Effect of Sloping Surcharge in Active Case | Bestengineeringprojects.com

What are the Effect of Sloping Surcharge in Active Case?

in this article we will discuss about Effect of Sloping Surcharge in Active Case. A wall carrying a sloping backfill is shown in Fig.1. Consider an element subjected to a stress $\sigma_v$ in the vertical direction and $\sigma_x$ in the direction parallel to the backfill. As these stresses in one plane are parallel to the direction of another plane, these stresses are conjugate stresses and the planes are the conjugate planes. The equivalent vertical stress acting parallel to the surface of backfill is given by:

$\sigma_{ve} = \sigma_v cosi$ ———- (1)

$\sigma_{ve} = \gamma z cosi$

The Mohr Circle, which represents this case of inclined backfill is shown in the Fig 1.

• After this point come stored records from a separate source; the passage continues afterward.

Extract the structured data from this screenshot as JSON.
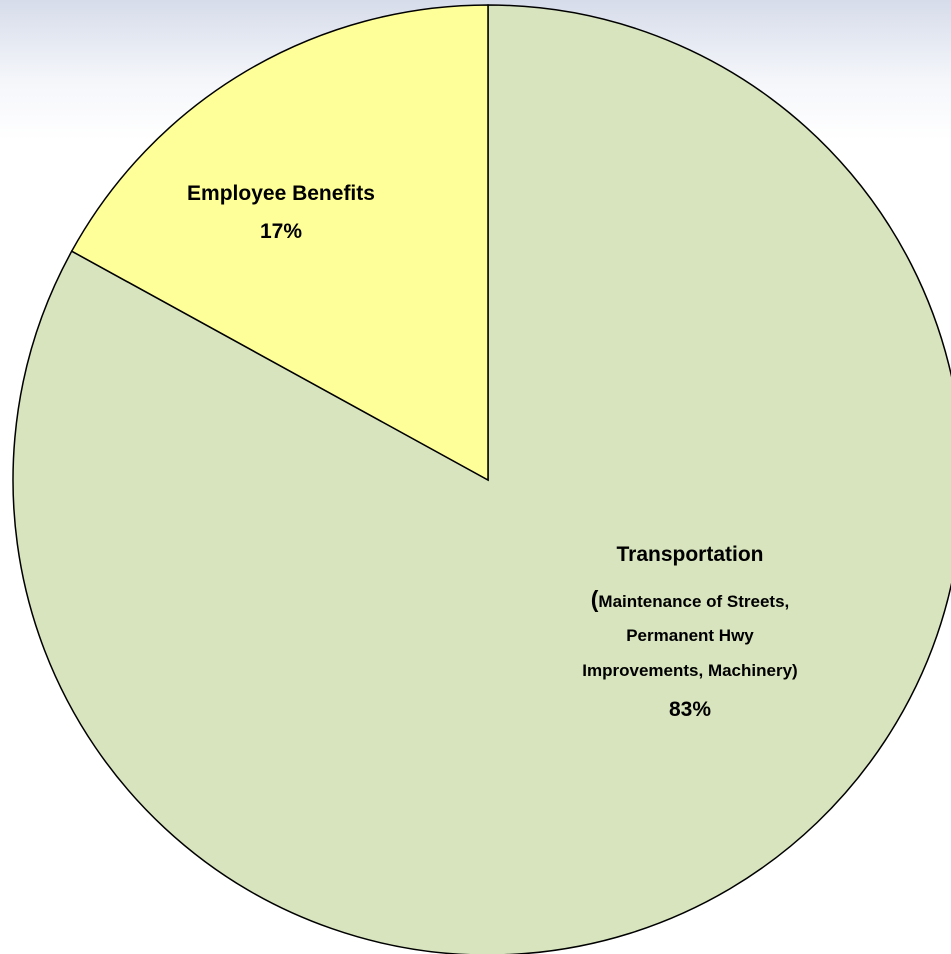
{
  "chart_data": {
    "type": "pie",
    "start_angle_deg": 0,
    "direction": "clockwise",
    "slices": [
      {
        "label": "Transportation",
        "detail_open": "(",
        "detail_lines": [
          "Maintenance of Streets,",
          "Permanent Hwy",
          "Improvements, Machinery)"
        ],
        "percent_label": "83%",
        "value": 83,
        "color": "#d7e4bd"
      },
      {
        "label": "Employee Benefits",
        "detail_open": "",
        "detail_lines": [],
        "percent_label": "17%",
        "value": 17,
        "color": "#ffff99"
      }
    ],
    "outline_color": "#000000"
  }
}
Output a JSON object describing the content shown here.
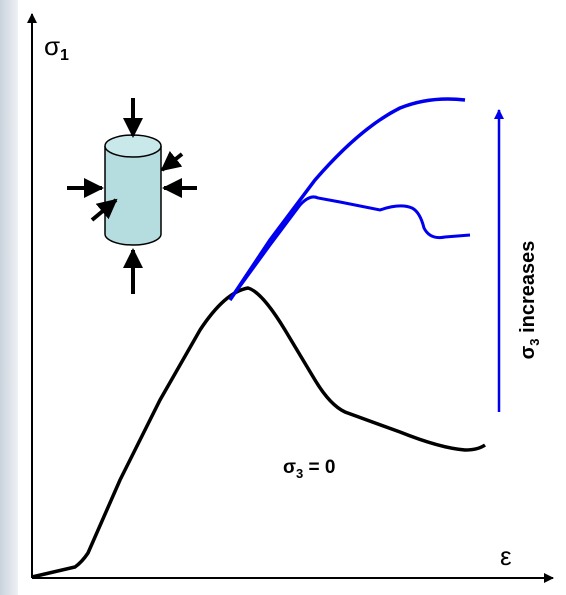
{
  "y_axis_label": {
    "symbol": "σ",
    "subscript": "1"
  },
  "x_axis_label": "ε",
  "curve_label": {
    "symbol": "σ",
    "subscript": "3",
    "rest": " = 0"
  },
  "arrow_label": {
    "symbol": "σ",
    "subscript": "3",
    "rest": " increases"
  }
}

Referring to the figure above (figure 1), the coefficient of active earth pressure can be written as:

$K_a=\dfrac{\sigma_x}{\sigma_{ve}}=\dfrac{P_a}{yz cosi}$

$=\dfrac{OB}{OA}=\dfrac{OP}{OA}$

$=\dfrac{OD-PD}{OD+AD}$

$=\dfrac{OD-PD}{OD+PD}$

We can also write:

CD = OC sini

OD = OC cosi

$PD=\sqrt{PC^2-CD^2}$

$PD=\sqrt{R^2-CD^2}$ Because PC = R

$= OC sin\phi$

By substitution these values in the expression for K_a we get;

$K_a=\dfrac{OCcosi-\sqrt{OC^2sin^2\phi-OC^2sin^2i}}{OCcosi+\sqrt{OC^2sin^2\phi-OC^2sin^2i}}$

$K_a=\dfrac{cosi-\sqrt{sin^2\phi-sin^2i}}{cosi+\sqrt{sin^2\phi-sin^2i}}=\dfrac{cosi-\sqrt{cos^2i-cos^2\phi}}{cosi+\sqrt{cos^2i-cos^2\phi}}$

Therefore, $P_a = K_a\gamma z cosi = K_A\gamma z$

Where,

$K_A = K_acosi = K_acosi[\dfrac{cosi-\sqrt{cos^2i-cos^2\phi}}{cosi+\sqrt{cos^2i-cos^2\phi}}]$ and is known as the coefficient of active earth pressure.